Keep at it - they'll eventually get tired of screaming every time sleep is coming. My DS1 was the same but eventually got that sleep time means sleep by 8 months (and has been a great sleeper ever since) and my DS2 (now nearly 6 months) is another wired I dont want to miss anything baby too so I feel your pain. Some days are much easier to settle DS2 to sleep (I try to let him self settle to sleep particularly during the day - at nights he still often needs to be fed back to sleep in the middle of the night) - others are impossible with much screaming being involved (when essentially I shush pat and cuddle the little monkey for hours until he'll finally go down for a 40 minute nap). Developmental milestones (like rolling, crawling, standing etc.) are an arse as they always throw sleep patterns out - as does teething. Is your DC getting too tired before sleep - I find my DS2 tends to go all screaming I will not sleep if he is over-tired. Have you tried white noise in the background when settling them to sleep? Sometimes it helps settle some children.

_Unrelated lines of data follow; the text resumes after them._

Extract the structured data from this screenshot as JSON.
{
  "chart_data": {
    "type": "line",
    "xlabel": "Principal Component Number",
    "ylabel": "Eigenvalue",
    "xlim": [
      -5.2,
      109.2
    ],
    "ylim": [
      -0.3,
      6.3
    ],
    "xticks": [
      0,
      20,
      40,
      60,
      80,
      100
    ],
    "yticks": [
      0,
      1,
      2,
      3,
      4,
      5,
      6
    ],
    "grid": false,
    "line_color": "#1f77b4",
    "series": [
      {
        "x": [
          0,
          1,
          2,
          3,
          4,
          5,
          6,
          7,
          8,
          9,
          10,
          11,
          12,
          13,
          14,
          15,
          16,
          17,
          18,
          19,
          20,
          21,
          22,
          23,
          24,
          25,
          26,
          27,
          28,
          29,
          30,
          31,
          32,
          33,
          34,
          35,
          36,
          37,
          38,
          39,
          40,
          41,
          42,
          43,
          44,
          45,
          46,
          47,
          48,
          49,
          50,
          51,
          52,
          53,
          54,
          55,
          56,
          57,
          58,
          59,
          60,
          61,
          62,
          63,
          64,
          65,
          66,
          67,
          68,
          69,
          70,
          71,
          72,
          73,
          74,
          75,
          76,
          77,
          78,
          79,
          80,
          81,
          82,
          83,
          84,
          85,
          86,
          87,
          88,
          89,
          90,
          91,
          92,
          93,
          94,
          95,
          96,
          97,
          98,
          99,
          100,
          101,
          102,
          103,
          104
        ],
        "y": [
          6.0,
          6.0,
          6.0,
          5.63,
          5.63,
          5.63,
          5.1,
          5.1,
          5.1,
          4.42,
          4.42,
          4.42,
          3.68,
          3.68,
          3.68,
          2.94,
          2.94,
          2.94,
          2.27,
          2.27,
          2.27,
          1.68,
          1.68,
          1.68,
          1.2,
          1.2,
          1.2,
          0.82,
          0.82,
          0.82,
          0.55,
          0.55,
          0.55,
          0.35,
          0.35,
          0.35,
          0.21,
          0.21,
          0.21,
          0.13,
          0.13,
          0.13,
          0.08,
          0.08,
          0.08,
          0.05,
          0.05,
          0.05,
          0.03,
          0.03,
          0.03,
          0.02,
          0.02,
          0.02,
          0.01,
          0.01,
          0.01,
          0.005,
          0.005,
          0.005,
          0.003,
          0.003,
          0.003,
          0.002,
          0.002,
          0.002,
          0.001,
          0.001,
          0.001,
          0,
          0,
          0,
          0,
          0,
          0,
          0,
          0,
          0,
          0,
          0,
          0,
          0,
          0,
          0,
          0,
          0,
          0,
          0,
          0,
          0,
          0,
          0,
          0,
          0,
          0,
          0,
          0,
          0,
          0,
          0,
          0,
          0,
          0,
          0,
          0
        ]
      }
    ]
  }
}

DidEinsteinsMum Tue 04-Aug-09 19:02:10

Ok, be careful of setting up bad habits kids are very smart and know by this stage that if i scream at bedtime = not having to go to bed then this is always the case and they dont stop screaming. However i had the same problem and used 4 or 5 different routines to get ds to bed. He can be so tired he is falling asleep but refuses and keeps going even longer if you mention the word bedtime. He thinks everything exciting goes on after bedtime hmm (personally i'd swap the cleaning and tidying for the sleep but thats not how he sees it.) If you can stick to your guns it should get better but could take a while. I dont see the harm in the massage whilst he is gettting in pj's and you keeping calm is essential. If you are worried about bedtime the little darlings know about it and get stressed and shouty too. Good luck. There may well be some better advice but best i can offer.

DidEinsteinsMum Tue 04-Aug-09 19:02:59

Meant to say i found evening baths woke ds up so used to bath him in morning which helped.